South African legal case

In Johannesburg City Council v Knoetze and Sons, an important case in South African law, Trollip J dealt

1. with the question of whether the Supreme Court has jurisdiction to grant an interdict to restrain the performance of conduct which, of itself, constitutes a statutory offence, and
2. with the question of who has locus standi to move the court for an interdict where the court has jurisdiction to grant one.

Trollip J referred firstly to the general principle formulated by Kotze AJA in Madrassa Anjuman Islamia v Johannesburg Municipality, to the following effect:

If it be clear from the language of a statute that the Legislature, in creating an obligation, has confined the party complaining of its non-performance, or suffering from its breach, to a particular remedy, such party is restricted thereto and has no further legal remedy; otherwise the remedy provided by the statute will be cumulative.

After considering the ambit of this general principle and its application to the statute with which he was dealing—it prescribed the payment of certain registration and licence fees for commercial vehicles—Trollip J concluded that the remedies afforded the local authority by the ordinance were such as to negate any suggestion that the local authority could sue civilly to recover unpaid fees.

The judge then proceeded to consider whether the statute also impliedly precluded the local authority from seeking an interdict to prevent the owner of the vehicles in question from using them until the arrear fees had been paid and the vehicles properly registered. The ordinance in question contained a provision making it an offence to operate a vehicle on a public road unless it was duly licensed.

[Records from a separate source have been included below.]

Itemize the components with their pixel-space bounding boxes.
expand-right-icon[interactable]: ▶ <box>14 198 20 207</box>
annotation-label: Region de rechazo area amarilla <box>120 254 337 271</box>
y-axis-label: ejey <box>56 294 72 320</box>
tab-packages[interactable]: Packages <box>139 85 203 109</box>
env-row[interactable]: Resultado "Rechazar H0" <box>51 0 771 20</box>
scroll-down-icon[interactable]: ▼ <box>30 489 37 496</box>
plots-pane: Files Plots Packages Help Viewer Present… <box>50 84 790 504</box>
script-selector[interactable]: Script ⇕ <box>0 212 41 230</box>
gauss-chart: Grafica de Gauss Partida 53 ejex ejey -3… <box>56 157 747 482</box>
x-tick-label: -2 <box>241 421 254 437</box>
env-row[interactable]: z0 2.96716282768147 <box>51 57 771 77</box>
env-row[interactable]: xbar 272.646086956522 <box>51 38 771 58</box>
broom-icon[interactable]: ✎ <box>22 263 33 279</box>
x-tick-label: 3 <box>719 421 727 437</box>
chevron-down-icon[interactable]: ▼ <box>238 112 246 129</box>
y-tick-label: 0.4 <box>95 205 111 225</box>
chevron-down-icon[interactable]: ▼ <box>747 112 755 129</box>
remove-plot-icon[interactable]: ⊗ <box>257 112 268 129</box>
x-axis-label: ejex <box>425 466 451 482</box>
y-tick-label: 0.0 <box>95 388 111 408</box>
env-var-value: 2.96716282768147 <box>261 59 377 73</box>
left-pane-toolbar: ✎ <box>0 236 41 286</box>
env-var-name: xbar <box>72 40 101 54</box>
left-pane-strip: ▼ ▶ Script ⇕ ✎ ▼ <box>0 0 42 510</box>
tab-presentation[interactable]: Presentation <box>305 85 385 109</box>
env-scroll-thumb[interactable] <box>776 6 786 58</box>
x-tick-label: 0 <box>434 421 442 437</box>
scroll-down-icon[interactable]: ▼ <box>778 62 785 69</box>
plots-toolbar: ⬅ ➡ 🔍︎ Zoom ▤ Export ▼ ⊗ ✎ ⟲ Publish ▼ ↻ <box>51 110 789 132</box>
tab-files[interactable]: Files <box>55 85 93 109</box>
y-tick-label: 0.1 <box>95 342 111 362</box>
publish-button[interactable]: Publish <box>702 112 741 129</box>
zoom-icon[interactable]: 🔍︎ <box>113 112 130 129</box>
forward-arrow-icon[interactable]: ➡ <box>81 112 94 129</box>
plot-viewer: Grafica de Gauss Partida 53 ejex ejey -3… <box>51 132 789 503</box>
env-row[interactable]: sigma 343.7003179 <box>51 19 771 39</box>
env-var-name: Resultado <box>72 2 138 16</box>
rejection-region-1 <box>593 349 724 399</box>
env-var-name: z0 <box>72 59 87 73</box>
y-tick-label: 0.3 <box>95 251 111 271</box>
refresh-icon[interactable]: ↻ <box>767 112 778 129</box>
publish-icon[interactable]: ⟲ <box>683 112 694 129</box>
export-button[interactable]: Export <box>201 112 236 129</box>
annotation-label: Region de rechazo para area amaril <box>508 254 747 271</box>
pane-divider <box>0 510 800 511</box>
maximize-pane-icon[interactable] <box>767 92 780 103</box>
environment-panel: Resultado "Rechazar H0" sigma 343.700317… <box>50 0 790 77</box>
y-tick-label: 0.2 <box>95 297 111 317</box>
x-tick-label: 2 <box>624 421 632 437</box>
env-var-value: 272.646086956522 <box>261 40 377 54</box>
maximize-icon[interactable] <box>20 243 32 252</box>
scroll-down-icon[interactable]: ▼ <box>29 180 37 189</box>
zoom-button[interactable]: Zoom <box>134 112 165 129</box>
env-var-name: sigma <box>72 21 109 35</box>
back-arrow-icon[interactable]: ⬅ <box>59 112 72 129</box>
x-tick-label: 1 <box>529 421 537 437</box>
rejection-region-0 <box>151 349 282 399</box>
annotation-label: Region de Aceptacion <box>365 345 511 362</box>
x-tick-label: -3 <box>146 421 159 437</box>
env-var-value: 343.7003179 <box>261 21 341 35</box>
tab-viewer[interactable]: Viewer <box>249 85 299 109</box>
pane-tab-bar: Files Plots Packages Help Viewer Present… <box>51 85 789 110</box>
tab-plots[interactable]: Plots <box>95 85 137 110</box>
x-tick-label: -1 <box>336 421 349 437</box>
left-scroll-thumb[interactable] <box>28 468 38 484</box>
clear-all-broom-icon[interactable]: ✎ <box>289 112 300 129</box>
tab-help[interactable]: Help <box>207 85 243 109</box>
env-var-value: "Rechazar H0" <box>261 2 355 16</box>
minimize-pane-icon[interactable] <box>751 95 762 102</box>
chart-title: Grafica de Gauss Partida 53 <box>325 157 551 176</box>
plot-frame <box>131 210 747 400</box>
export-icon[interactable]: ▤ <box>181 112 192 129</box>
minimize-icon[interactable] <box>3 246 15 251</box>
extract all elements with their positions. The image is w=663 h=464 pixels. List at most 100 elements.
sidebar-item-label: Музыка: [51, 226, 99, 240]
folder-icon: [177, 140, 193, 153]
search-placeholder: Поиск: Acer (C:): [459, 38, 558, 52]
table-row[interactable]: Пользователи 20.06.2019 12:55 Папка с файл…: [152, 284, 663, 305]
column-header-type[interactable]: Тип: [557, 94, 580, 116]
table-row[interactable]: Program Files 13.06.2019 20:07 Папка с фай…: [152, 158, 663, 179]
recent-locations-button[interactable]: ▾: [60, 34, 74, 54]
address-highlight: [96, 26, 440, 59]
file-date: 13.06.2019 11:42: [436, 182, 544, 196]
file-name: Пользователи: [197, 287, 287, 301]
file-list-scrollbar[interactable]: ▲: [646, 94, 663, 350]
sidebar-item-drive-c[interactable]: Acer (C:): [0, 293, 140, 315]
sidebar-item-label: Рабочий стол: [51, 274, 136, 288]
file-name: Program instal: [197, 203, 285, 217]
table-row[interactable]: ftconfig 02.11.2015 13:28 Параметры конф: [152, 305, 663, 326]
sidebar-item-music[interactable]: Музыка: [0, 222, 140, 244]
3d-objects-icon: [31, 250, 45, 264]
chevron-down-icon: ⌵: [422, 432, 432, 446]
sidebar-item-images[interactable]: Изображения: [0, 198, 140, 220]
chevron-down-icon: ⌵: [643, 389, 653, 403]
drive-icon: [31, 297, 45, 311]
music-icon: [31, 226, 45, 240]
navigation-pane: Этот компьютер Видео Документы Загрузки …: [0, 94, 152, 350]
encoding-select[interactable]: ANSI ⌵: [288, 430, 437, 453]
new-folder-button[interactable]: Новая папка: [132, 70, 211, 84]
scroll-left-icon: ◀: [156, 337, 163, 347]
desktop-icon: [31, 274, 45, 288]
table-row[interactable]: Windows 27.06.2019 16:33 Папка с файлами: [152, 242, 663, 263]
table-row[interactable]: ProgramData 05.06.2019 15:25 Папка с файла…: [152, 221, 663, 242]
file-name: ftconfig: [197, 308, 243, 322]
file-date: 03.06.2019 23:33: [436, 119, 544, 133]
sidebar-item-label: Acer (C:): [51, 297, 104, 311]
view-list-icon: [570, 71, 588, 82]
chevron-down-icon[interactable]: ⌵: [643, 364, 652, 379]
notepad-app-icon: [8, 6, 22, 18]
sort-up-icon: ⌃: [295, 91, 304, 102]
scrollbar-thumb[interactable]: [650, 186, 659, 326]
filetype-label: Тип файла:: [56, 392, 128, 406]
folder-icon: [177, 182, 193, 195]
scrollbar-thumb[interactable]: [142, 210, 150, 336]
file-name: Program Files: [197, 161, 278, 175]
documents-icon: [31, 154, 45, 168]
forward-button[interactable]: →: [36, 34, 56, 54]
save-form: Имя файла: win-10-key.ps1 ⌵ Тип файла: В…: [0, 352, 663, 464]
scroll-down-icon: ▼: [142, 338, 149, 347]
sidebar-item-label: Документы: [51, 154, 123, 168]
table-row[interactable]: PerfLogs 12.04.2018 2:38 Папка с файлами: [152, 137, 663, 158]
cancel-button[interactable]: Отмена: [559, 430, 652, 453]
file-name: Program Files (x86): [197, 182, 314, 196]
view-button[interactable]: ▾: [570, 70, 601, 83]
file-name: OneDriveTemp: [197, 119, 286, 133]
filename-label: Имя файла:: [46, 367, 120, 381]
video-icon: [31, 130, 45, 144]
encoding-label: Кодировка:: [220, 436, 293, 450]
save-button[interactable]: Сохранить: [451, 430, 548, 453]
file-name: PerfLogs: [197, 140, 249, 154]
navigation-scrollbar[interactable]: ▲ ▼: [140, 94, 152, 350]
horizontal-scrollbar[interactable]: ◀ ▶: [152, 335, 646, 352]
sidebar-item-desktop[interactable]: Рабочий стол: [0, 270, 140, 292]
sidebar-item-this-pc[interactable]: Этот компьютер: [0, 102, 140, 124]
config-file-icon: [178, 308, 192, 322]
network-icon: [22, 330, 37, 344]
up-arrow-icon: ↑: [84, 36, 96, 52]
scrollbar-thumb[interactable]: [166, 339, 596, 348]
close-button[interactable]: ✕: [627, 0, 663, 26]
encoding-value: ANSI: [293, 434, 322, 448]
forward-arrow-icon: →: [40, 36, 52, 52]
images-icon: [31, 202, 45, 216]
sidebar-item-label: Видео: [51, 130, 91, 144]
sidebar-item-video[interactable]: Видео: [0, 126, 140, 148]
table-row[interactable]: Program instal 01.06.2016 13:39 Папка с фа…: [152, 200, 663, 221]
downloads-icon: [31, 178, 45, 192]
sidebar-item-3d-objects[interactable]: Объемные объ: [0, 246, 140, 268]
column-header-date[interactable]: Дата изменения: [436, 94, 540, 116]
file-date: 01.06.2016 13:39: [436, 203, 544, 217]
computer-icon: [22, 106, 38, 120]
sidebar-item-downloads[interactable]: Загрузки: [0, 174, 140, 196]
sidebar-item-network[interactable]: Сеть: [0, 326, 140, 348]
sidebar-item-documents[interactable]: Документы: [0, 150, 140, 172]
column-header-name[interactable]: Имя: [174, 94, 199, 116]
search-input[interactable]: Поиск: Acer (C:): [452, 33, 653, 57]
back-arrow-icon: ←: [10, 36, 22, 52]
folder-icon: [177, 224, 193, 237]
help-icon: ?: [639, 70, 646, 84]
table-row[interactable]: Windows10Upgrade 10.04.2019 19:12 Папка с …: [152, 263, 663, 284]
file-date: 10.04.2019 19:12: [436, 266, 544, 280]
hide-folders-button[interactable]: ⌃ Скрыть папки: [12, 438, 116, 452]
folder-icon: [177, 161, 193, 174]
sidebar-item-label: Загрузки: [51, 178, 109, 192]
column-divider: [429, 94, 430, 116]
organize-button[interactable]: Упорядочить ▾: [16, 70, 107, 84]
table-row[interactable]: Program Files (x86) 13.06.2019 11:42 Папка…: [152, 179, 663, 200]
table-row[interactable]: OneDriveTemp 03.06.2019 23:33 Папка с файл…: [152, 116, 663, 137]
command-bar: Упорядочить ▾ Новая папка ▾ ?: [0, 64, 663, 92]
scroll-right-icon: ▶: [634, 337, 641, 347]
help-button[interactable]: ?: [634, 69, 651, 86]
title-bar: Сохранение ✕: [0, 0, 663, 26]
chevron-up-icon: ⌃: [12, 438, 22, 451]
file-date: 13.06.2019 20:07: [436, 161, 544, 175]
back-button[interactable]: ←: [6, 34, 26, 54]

Trollip J quoted a dictum of Solomon JA in Madrassa case:

To exclude the right of a Court to interfere by way of interdict, where special remedies are provided by statute, might in many instances result in depriving an injured person of the only effective remedy that he has, and it would require a strong case to justify the conclusion that such was the intention of the Legislature.

The judge went on to say,

It is true that the qualification—unless the statute otherwise provides—is not incorporated in the well-known rule laid down by Solomon J (as he then was) in Patz v Greene & Co 1907 TS 427 at 433. That decision has, on that account, been criticised in certain decisions [....] But with respect I think that in Patz v Greene & Co the Court was satisfied that the statute in question had not expressly or by necessary implication excluded the civil remedy of interdict (see at 434-5), and it was therefore primarily concerned with the locus standi of the applicant to apply for the interdict (see the argument at 427). Consequently, the rule there laid down accepted, I think, that the right of interdict was available, and it was directed towards defining the person or class of persons who had locus standi to claim its enforcement. Thus, in the Madrassa case, at 726, the same learned Judge who had announced the rule applied it to determine the locus standi of the applicant [....] In my view, therefore, Patz v Greene Ltd does not add to or conflict with the rule quoted above from [...] the Madrassa case. The case will be referred to again later on the question of the present applicant's locus standi.

Now the ordinance does not exclude, expressly or by necessary implication, the remedy of interdict to enforce observance of s 4(1). That remedy, as pointed out above, is applicable to future or continuing breaches; the statutory remedy of prosecution and punishment under s 4(2) relates to past breaches; and the two can therefore co-exist without any conflict. Consequently the reasoning above for excluding the civil remedy for recovering arrear fees and penalties does not apply. Hence, in my view, future or continuing breaches of s 4(1) can be restrained by interdict.

On the question of whether or not the City Council had locus standi to seek an interdict, Trollip J held that, because the ordinance contained the provision prohibiting persons from operating unlicensed or unregistered vehicles on public roads, and because, in terms of other sections of the ordinance, a portion of licence fees paid by persons residing within the area of a local authority accrue to the local authority, the local authority in question had a sufficient "partial interest" to vest it with locus standi. The judge apparently did not consider the mere prohibition against operation of vehicles without compliance with the duty to register them an insufficient basis upon which to find that the local authority could interdict their unlawful operation.